Google-sheets – Finding all word pairs from range of strings in Google Sheets

google sheetsgoogle-sheets-arrayformula

Let's say I have a column of values, each of which is a string.

COL A
This is a string
This is longer than that
My favorite is short
But sometimes short is longer
How is a short longer

I would like to extract all of the two word combinations from this range and then count them.
The unique word pairs would be (ignoring capitalization).

this is – 2
is a – 2
a string – 1
is longer -1
longer than -1
than that -1
my favorite -1
favorite is -1
is short – 1 (etc.)
but sometimes
sometimes short
short is
is longer
how is
a short
short longer

I've tried split/join combinations, but I can't figure out how to sequence the discovery of each pair.

Best Answer

See test sheet.

Unique pairs of 2 word from column A are in column D as a result of following formula:

=ARRAYFORMULA(
 UNIQUE(
  FILTER(
  {"#";TRANSPOSE(SPLIT(CONCATENATE(A2:A&" ")," "))}&" "&{TRANSPOSE(SPLIT(CONCATENATE(A2:A&" ")," "));"#"},
  NOT(REGEXMATCH({"#";TRANSPOSE(SPLIT(CONCATENATE(A2:A&" ")," "))}&" "&{TRANSPOSE(SPLIT(CONCATENATE(A2:A&" ")," "));"#"},".*#")))))

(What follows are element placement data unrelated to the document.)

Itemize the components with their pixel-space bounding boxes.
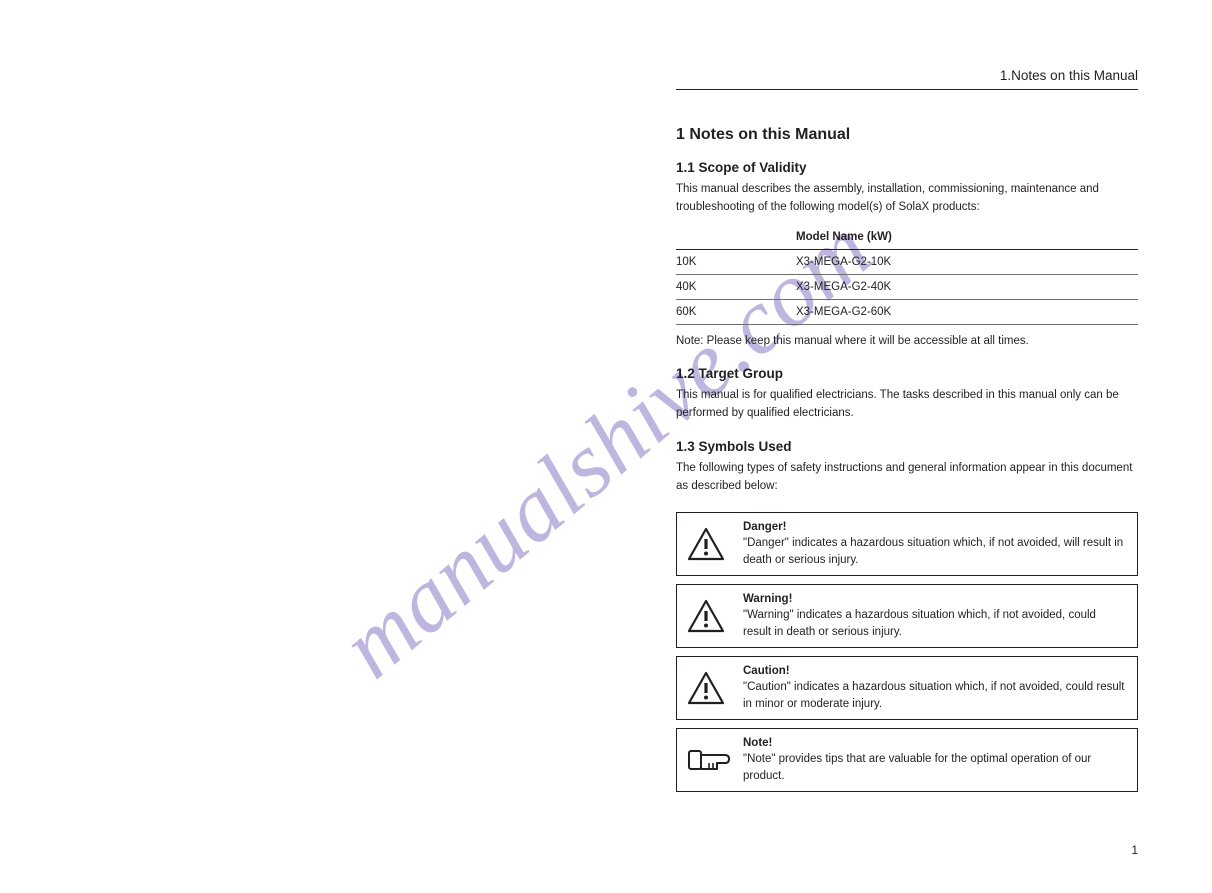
symbol-row: Danger! "Danger" indicates a hazardous s…: [676, 512, 1138, 576]
subsection-1-3-body: The following types of safety instructio…: [676, 460, 1138, 496]
subsection-1-1-body: This manual describes the assembly, inst…: [676, 181, 1138, 217]
page-header: 1.Notes on this Manual: [676, 68, 1138, 90]
symbol-label: Note!: [743, 737, 772, 749]
subsection-1-2-title: 1.2 Target Group: [676, 366, 1138, 381]
symbol-text: Warning! "Warning" indicates a hazardous…: [741, 584, 1138, 648]
symbol-row: Warning! "Warning" indicates a hazardous…: [676, 584, 1138, 648]
table-header-blank: [676, 225, 796, 250]
symbol-text: Danger! "Danger" indicates a hazardous s…: [741, 512, 1138, 576]
table-cell: X3-MEGA-G2-40K: [796, 274, 1138, 299]
symbol-desc: "Warning" indicates a hazardous situatio…: [743, 609, 1096, 638]
symbol-label: Warning!: [743, 593, 792, 605]
table-row: 60K X3-MEGA-G2-60K: [676, 299, 1138, 324]
pointing-hand-icon: [676, 728, 741, 792]
table-cell: 10K: [676, 249, 796, 274]
left-page: [0, 0, 606, 893]
symbol-row: Note! "Note" provides tips that are valu…: [676, 728, 1138, 792]
table-row: 10K X3-MEGA-G2-10K: [676, 249, 1138, 274]
warning-icon: [676, 512, 741, 576]
symbol-text: Caution! "Caution" indicates a hazardous…: [741, 656, 1138, 720]
table-cell: X3-MEGA-G2-10K: [796, 249, 1138, 274]
page-content: 1 Notes on this Manual 1.1 Scope of Vali…: [676, 120, 1138, 833]
symbol-desc: "Caution" indicates a hazardous situatio…: [743, 681, 1125, 710]
symbol-desc: "Note" provides tips that are valuable f…: [743, 753, 1091, 782]
table-cell: X3-MEGA-G2-60K: [796, 299, 1138, 324]
subsection-1-1-title: 1.1 Scope of Validity: [676, 160, 1138, 175]
breadcrumb: 1.Notes on this Manual: [1000, 68, 1138, 83]
symbol-desc: "Danger" indicates a hazardous situation…: [743, 537, 1123, 566]
subsection-1-3-title: 1.3 Symbols Used: [676, 439, 1138, 454]
symbols-table: Danger! "Danger" indicates a hazardous s…: [676, 504, 1138, 800]
subsection-1-1-note: Note: Please keep this manual where it w…: [676, 333, 1138, 351]
warning-icon: [676, 584, 741, 648]
warning-icon: [676, 656, 741, 720]
symbol-label: Danger!: [743, 521, 786, 533]
right-page: 1.Notes on this Manual 1 Notes on this M…: [606, 0, 1212, 893]
table-cell: 40K: [676, 274, 796, 299]
table-header-model: Model Name (kW): [796, 225, 1138, 250]
page-number: 1: [1131, 843, 1138, 857]
symbol-text: Note! "Note" provides tips that are valu…: [741, 728, 1138, 792]
subsection-1-2-body: This manual is for qualified electrician…: [676, 387, 1138, 423]
symbol-label: Caution!: [743, 665, 790, 677]
model-table: Model Name (kW) 10K X3-MEGA-G2-10K 40K X…: [676, 225, 1138, 325]
symbol-row: Caution! "Caution" indicates a hazardous…: [676, 656, 1138, 720]
table-cell: 60K: [676, 299, 796, 324]
table-row: 40K X3-MEGA-G2-40K: [676, 274, 1138, 299]
section-title: 1 Notes on this Manual: [676, 126, 1138, 144]
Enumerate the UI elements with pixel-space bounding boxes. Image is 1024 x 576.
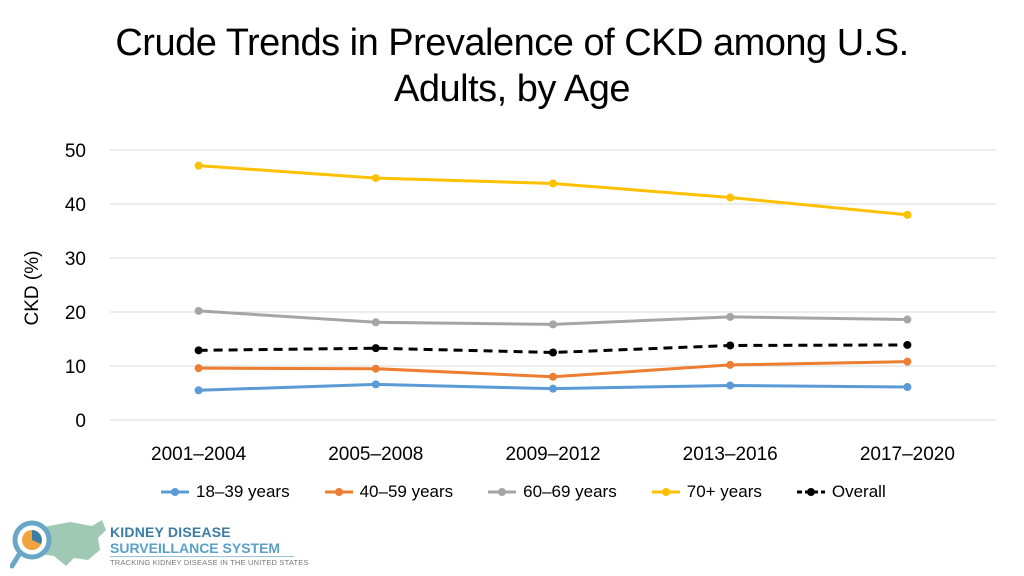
data-point [903,357,912,366]
us-map-magnifier-icon [10,520,106,569]
data-point [194,364,203,373]
series-overall [194,340,912,357]
legend-item: Overall [796,482,886,502]
data-point [903,340,912,349]
x-tick-label: 2001–2004 [151,444,247,465]
series-18-39-years [194,380,912,395]
series-line [198,164,908,217]
data-point [371,344,380,353]
data-point [194,386,203,395]
legend-item: 60–69 years [487,482,617,502]
y-tick-label: 50 [65,141,86,162]
series-line [198,343,908,355]
legend-item: 70+ years [651,482,762,502]
data-point [194,346,203,355]
data-point [371,380,380,389]
legend-label: 70+ years [686,482,762,501]
logo-tagline: TRACKING KIDNEY DISEASE IN THE UNITED ST… [110,558,309,567]
legend-swatch [324,488,353,496]
legend-swatch [796,488,825,496]
data-point [371,174,380,183]
y-tick-label: 20 [65,303,86,324]
legend: 18–39 years 40–59 years 60–69 years 70+ yea… [160,482,980,502]
legend-swatch [651,488,680,496]
data-point [726,341,735,350]
data-point [549,320,557,329]
x-tick-label: 2013–2016 [683,444,778,465]
data-point [371,364,380,373]
x-tick-label: 2005–2008 [328,444,423,465]
y-axis-label: CKD (%) [22,251,43,326]
x-tick-label: 2017–2020 [860,444,955,465]
data-point [194,306,203,315]
data-point [726,381,735,390]
logo-line-2: SURVEILLANCE SYSTEM [110,540,281,556]
gridlines [110,149,996,421]
data-point [371,318,380,327]
data-point [903,383,912,392]
chart-title: Crude Trends in Prevalence of CKD among … [0,20,1024,112]
legend-item: 18–39 years [160,482,290,502]
data-point [726,193,735,202]
legend-swatch [488,488,517,496]
chart-title-line-1: Crude Trends in Prevalence of CKD among … [115,22,909,64]
data-point [903,210,912,219]
y-tick-label: 0 [75,411,86,432]
chart-title-line-2: Adults, by Age [394,68,630,110]
legend-label: 18–39 years [196,482,290,501]
data-point [549,179,557,188]
kdss-logo: KIDNEY DISEASE SURVEILLANCE SYSTEM TRACK… [10,516,310,574]
data-point [903,315,912,324]
legend-swatch [161,488,189,496]
series-60-69-years [194,306,912,329]
legend-item: 40–59 years [324,482,454,502]
series-40-59-years [194,357,912,381]
legend-label: 40–59 years [359,482,454,501]
series-70-years [194,161,912,219]
data-point [194,161,203,170]
y-tick-label: 40 [65,195,86,216]
x-axis-ticks: 2001–2004 2005–2008 2009–2012 2013–2016 2017… [151,444,955,465]
data-point [726,360,735,369]
data-point [549,348,557,357]
x-tick-label: 2009–2012 [505,444,600,465]
legend-label: Overall [831,482,886,501]
logo-divider [110,556,294,557]
y-tick-label: 30 [65,249,86,270]
logo-line-1: KIDNEY DISEASE [110,524,231,540]
legend-label: 60–69 years [523,482,617,501]
y-tick-label: 10 [65,357,86,378]
data-point [726,312,735,321]
data-point [549,372,557,381]
series-lines [194,161,912,395]
data-point [549,384,557,393]
y-axis-ticks: 0 10 20 30 40 50 [65,141,86,432]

Idea is make column of single words and concatenate is with the same column offset by 1 row.

Following part returns column of single words.

TRANSPOSE(SPLIT(CONCATENATE(A2:A&" ")," "))

Then we shift it down, please note that I used "#" symbol for shifting purposes and further filter and if original text contains "#" it won't be included in final result, so you can change that symbol if you need.

{"#";TRANSPOSE(SPLIT(CONCATENATE(A2:A&" ")," "))}

concatenate with other column and filter rows that would contain only one word.